I appreciate the opportunity to reply to a most selective and despicable attack by the SDLP in the House. Over the past six months I have had extensive contact with the Chinese community in Belfast. Indeed, I have many further engagements lined up with them. I count many people in the Chinese community as my personal friends. I therefore find it particularly hurtful that this selective attack has been made.
The issue that the Member referred to was a response to attacks that were made in one week across the community. That week seven pensioners were attacked in their homes, four women were attacked late at night in service stations or shops, and four attacks were made on members of the Chinese community. I stated that those attacks reflected the general decline in the community. I said that all crime was to be condemned and that it was wrong to simply attach a particular reason to that crime when there had been no police, court or any other evidence, and when that kind of reason only sought to stir up racial hatred in the city.
Was it in order for the First Minister to refer in the House to a letter which he had received from a Minister without giving the contents of that letter, and completely hiding from the House that he had had a full reply? Rather than give a reply to that letter, he tried to put a gloss on something that the DUP was doing. The First Minister need not shake his head.
Order. The question is whether the matter is in order. It is in order for Members to quote less than a full letter — that is clear. That what is said may not be helpful, acceptable or congenial is not a matter of order. However, the Member has made his point.
I have two points to make in relation to points of order.
It is not in order for people to make allegations that are not accurate. I did not quote any letter; I merely stated that I had written to make an enquiry. It appears from the comments that have been made that there may have been a reply to that letter. I will read it with interest when it reaches me.

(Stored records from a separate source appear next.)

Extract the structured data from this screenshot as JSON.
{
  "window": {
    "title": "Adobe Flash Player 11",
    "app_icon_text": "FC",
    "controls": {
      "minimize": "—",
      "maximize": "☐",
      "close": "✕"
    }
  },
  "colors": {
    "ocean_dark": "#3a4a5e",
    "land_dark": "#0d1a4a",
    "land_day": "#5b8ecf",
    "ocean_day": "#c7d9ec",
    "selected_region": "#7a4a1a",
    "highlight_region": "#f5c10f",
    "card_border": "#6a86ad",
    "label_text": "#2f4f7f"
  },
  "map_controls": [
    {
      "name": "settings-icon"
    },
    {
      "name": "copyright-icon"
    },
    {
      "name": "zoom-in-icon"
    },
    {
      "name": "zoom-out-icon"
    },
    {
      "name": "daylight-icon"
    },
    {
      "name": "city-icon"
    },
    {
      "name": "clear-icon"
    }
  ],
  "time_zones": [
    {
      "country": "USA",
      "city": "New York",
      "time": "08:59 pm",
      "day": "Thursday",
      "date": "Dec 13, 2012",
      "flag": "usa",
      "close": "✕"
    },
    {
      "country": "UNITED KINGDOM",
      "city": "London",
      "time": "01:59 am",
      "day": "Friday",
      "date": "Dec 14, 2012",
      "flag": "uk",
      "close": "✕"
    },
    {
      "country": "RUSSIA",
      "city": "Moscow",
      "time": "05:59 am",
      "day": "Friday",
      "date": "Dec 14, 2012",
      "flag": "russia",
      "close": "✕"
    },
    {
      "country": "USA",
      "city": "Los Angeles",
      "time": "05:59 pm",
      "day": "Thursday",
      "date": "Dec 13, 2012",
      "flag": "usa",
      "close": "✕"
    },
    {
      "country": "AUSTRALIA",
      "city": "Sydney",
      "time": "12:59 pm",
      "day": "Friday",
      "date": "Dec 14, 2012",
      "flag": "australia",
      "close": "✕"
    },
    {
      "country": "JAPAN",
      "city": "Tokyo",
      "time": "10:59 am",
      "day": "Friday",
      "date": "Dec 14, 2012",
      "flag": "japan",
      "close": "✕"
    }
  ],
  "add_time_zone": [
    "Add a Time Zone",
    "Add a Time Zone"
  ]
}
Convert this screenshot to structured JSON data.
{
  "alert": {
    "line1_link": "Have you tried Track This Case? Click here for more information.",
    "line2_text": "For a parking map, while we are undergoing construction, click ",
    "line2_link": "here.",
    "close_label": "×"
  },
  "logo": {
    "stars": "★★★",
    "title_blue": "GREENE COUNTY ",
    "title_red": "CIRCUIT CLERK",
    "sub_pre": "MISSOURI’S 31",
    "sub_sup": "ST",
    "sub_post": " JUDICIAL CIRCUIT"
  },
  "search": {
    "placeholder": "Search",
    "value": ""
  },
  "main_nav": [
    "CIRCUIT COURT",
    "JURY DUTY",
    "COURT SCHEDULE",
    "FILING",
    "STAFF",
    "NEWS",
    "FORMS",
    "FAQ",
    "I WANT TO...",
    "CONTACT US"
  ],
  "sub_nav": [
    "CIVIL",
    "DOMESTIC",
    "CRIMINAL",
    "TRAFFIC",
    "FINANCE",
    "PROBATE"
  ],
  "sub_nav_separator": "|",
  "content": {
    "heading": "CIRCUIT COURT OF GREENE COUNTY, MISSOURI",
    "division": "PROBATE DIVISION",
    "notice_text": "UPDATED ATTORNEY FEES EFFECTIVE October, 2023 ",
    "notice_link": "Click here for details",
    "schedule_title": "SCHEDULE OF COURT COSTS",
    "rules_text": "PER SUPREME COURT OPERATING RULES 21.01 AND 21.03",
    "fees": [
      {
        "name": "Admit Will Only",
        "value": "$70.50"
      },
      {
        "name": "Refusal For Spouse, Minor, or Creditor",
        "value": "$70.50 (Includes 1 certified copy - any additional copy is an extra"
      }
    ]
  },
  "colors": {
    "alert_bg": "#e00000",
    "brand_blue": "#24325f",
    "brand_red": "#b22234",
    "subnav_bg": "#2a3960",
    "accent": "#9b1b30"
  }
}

My original point of order, Mr Speaker, was that I would welcome a detailed ruling from you — which might not be appropriate off the cuff — as to when it is appropriate for Members to make personal statements. Many attacks are made on Members. I can recall many occasions when those in the Member’s corner of the Chamber attacked me. I have not sought an opportunity to make a personal statement, but it would help Members if you, Mr Speaker, were to give detailed consideration to the circumstances in which personal statements are appropriate so that we might all make them when we are attacked.
We have come to the end of questions to the First Minister and the Deputy First Minister, and, I trust, to those matters which have arisen from them.